You can either use the command line help page (by typing prokka) or have a look at the Prokka Github page to browse through the output files that Prokka creates.

Exercise 5.3

  • Run prokka on one of the genomes you have previously worked with, either in /nfs/teaching/551-0132-00L/1_Unix1/genomes/bacteria/ or one you downloaded. How does the annotation differ from the official genbank record? Are there more or fewer genes?

# Load prokka
ml prokka

# Let's choose the name of the output files
prokka --outdir prokka --prefix my_genome my_genome.fasta

# We learn from this exercise that the annotation can differ in many ways, even the number of genes can be wrong. The genomes we worked with so far are very well studied and many of their annotations are based on direct observations rather than computational inference.
  • So far we have seen that we can use diverse databases and algorithms for genome annotation and feature prediction. Can you think of risks associated with the choices we make when annotating a genome or a set of genes?

  • The first and probably biggest risk of misannotation comes from the databases we use. They may contain information of different levels of evidence (i.e. there is a huge difference between experimental validation of protein function and statistical inference). It is therefore important to always be aware of the level of evidence provided by a database and not interpret the results disregarding the uncertainty of a prediction.

  • An additional risk regarding databases is the quality of a database and the level of manual curation that is done by the people maintaining the database. In recent years and with growing amounts of data, curation has become crucial to determine which data is useful versus useless or inaccurate data. It is therefore important to know the quality of a database to be aware of additional uncertainties.

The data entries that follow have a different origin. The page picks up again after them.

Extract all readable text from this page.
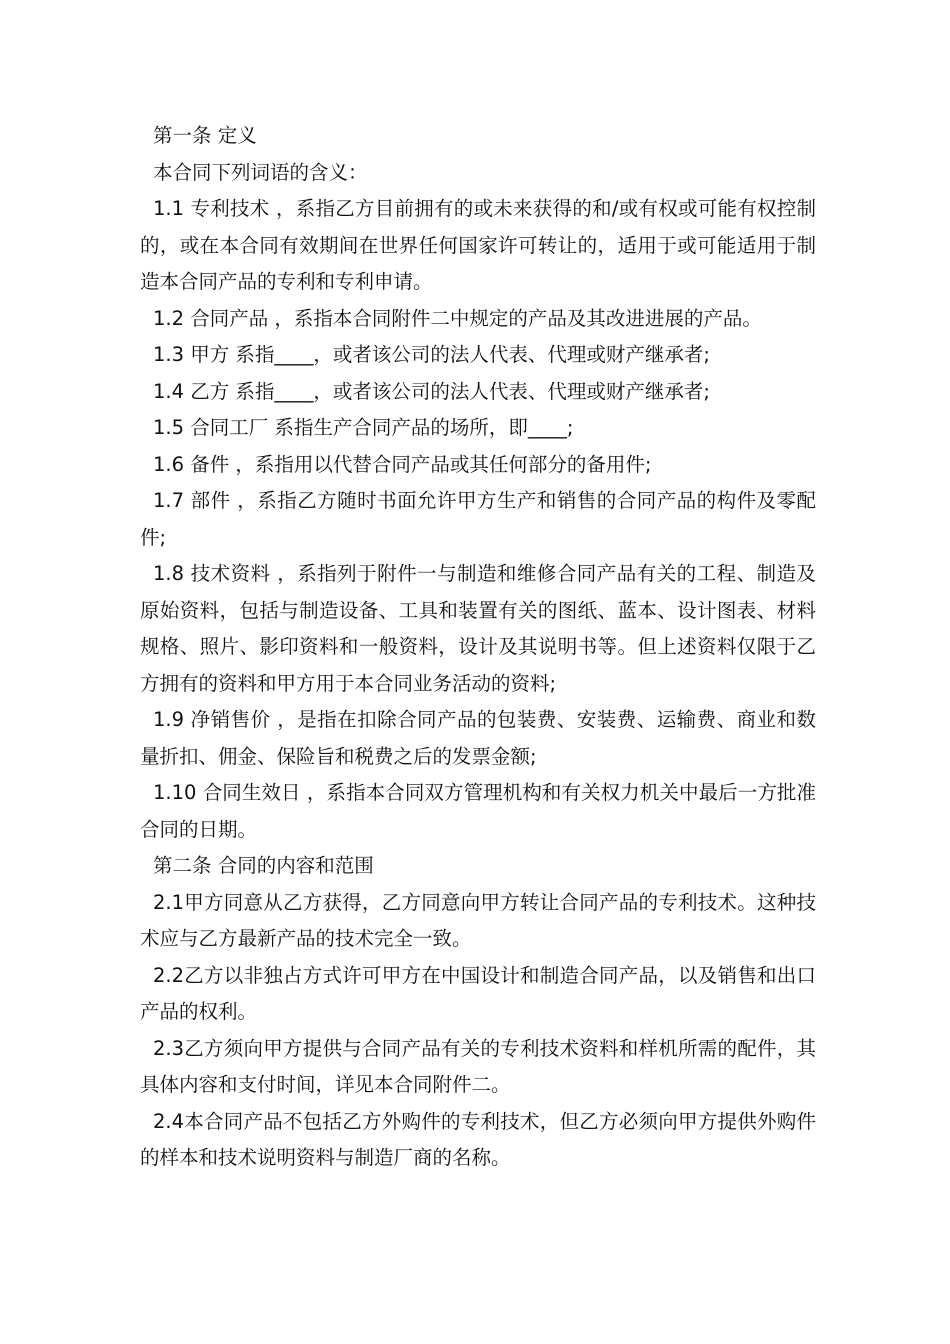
第一条 定义

本合同下列词语的含义：

1.1 专利技术 ，系指乙方目前拥有的或未来获得的和/或有权或可能有权控制的，或在本合同有效期间在世界任何国家许可转让的，适用于或可能适用于制造本合同产品的专利和专利申请。

1.2 合同产品 ，系指本合同附件二中规定的产品及其改进进展的产品。

1.3 甲方 系指____，或者该公司的法人代表、代理或财产继承者;

1.4 乙方 系指____，或者该公司的法人代表、代理或财产继承者;

1.5 合同工厂 系指生产合同产品的场所，即____;

1.6 备件 ，系指用以代替合同产品或其任何部分的备用件;

1.7 部件 ，系指乙方随时书面允许甲方生产和销售的合同产品的构件及零配件;

1.8 技术资料 ，系指列于附件一与制造和维修合同产品有关的工程、制造及原始资料，包括与制造设备、工具和装置有关的图纸、蓝本、设计图表、材料规格、照片、影印资料和一般资料，设计及其说明书等。但上述资料仅限于乙方拥有的资料和甲方用于本合同业务活动的资料;

1.9 净销售价 ，是指在扣除合同产品的包装费、安装费、运输费、商业和数量折扣、佣金、保险旨和税费之后的发票金额;

1.10 合同生效日 ，系指本合同双方管理机构和有关权力机关中最后一方批准合同的日期。

第二条 合同的内容和范围

2.1甲方同意从乙方获得，乙方同意向甲方转让合同产品的专利技术。这种技术应与乙方最新产品的技术完全一致。

2.2乙方以非独占方式许可甲方在中国设计和制造合同产品，以及销售和出口产品的权利。

2.3乙方须向甲方提供与合同产品有关的专利技术资料和样机所需的配件，其具体内容和支付时间，详见本合同附件二。

2.4本合同产品不包括乙方外购件的专利技术，但乙方必须向甲方提供外购件的样本和技术说明资料与制造厂商的名称。
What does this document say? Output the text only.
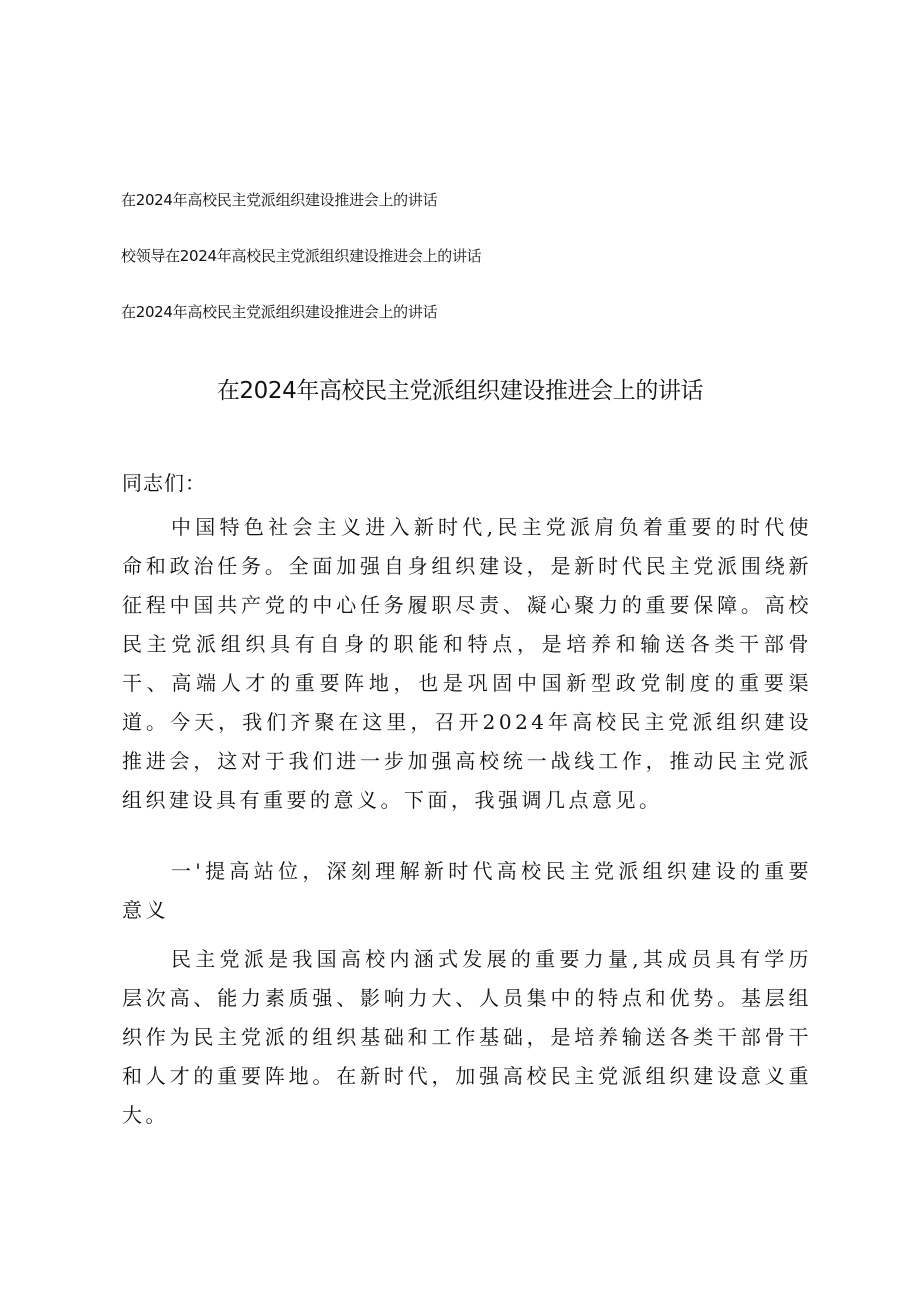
在2024年高校民主党派组织建设推进会上的讲话
校领导在2024年高校民主党派组织建设推进会上的讲话
在2024年高校民主党派组织建设推进会上的讲话
在2024年高校民主党派组织建设推进会上的讲话
同志们：
中国特色社会主义进入新时代,民主党派肩负着重要的时代使命和政治任务。全面加强自身组织建设，是新时代民主党派围绕新征程中国共产党的中心任务履职尽责、凝心聚力的重要保障。高校民主党派组织具有自身的职能和特点，是培养和输送各类干部骨干、高端人才的重要阵地，也是巩固中国新型政党制度的重要渠道。今天，我们齐聚在这里，召开2024年高校民主党派组织建设推进会，这对于我们进一步加强高校统一战线工作，推动民主党派组织建设具有重要的意义。下面，我强调几点意见。
一'提高站位，深刻理解新时代高校民主党派组织建设的重要意义
民主党派是我国高校内涵式发展的重要力量,其成员具有学历层次高、能力素质强、影响力大、人员集中的特点和优势。基层组织作为民主党派的组织基础和工作基础，是培养输送各类干部骨干和人才的重要阵地。在新时代，加强高校民主党派组织建设意义重大。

  • Besides the risk of errors and functional misannotations within databases, there are plenty of differences between algorithms and how their parameters are defined. It is therefore important that we know the specific parameter settings of an algorithm of choice to be aware how it evaluates a probability of an annotated gene function.

  • Lastly, when we work with a specific genome of interest, we should always be aware of the information that is already known/still unknown about this organism or closely related organisms. If we work with a well-known organism, we can be more confident in the annotation since the databases probably contain more detailed and thoroughly evaluated data. If we work with a less studied organism, we should be aware that there might not be much evidence for annotation and even if we find an annotation, the risk is higher that there are wrong inferences that were not studied and corrected yet.

Annotating other features#

Other than genes, there are techniques and software for annotating an array of other features. Many of them use similar methods as we have discussed above - build a statistical model of a feature based on example sequences and use that model to find similar features. This is typical for promoters, binding sites and other sequence motifs.